CIGUGUR, Jawa Barat (UCAN) — Kaum muda Katolik dari beberapa negara di luar negeri yang tinggal selama lima hari di sebuah desa dalam perjalanan mereka menuju perayaan World Youth Day (WYD) di Australia mengatakan desa itu telah mengubah pandangan mereka tentang Islam di Indonesia.

Enam kaum muda masing-masing dari Jerman, Polandia dan Taiwan, serta 23 mahasiswa Unika Parahyangan Indonesia mengambil bagian dalam program itu di Cigugur. Kegiatan itu adalah bagian dari “MAGiS 08,” sebuah proyek untuk memperkuat spiritualitas Ignatius di kalangan kaum muda yang ikut dalam perayaan WYD internasional tahun ini.

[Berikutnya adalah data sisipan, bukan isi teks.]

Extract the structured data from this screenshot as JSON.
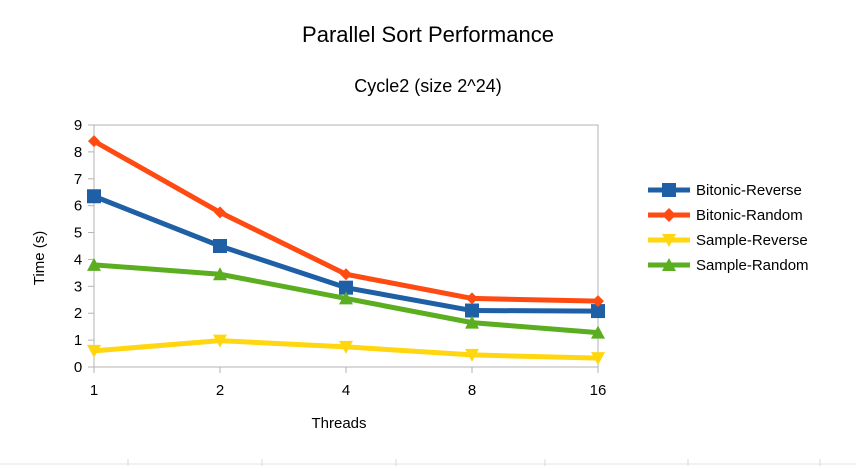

Untuk program 6-10 Juli yang merupakan satu dari “eksperimen-eksperimen” MAGiS  menjelang WYD 15-20 Juli di Sydney, kaum muda Katolik itu tinggal di rumah-rumah umat Katolik namun berinteraksi dengan umat Islam serta penganut kepercayaan asli. Eksperimen-eksperimen ini diikuti kaum muda dari sekurang-kurangnya tiga bangsa yang tinggal bersama dalam komunitas selama sekitar seminggu di berbagai suasana yang asing bagi mereka.

Gwen Foo Fei Ling, seorang Malaysia yang belajar di Taiwan, mengatakan kepada UCA News 7 Juli bahwa umat Islam yang ditemuinya di Cigugur sangat familiar, berbeda dengan apa yang dilaporkan oleh surat kabar dan televisi tentang umat Islam. “Kami bercerita tentang agama-agama kami dan melihat apa yang sama di antara kami,” kata wanita itu.

Foo menegaskan, orang tidak boleh menilai agama dengan apa yang dilakukan oleh kelompok extremis atau fanatiknya. “Ajaran Islam itu baik. Kami tidak boleh punya prasangka negatif terhadap umat Islam,” katanya. “Jika setiap umat beriman tekun menjalankan ajaran agamanya, dunia ini bisa kita jadikan tempat yang lebih baik untuk dihuni.”

Oliver Wulff dari Jerman mengatakan pengalaman live-in itu mengajarkannya bahwa “di Indonesia, agama bukan merupakan suatu bagian dari kehidupan masyarakat — agama adalah kehidupan mereka.” Wulff perlu kursi roda untuk bergerak ke sana ke mari, namun ia berkomentar, “Di sini, tidak perlu saya minta bantuan, karena selalu ada orang membantu saya.”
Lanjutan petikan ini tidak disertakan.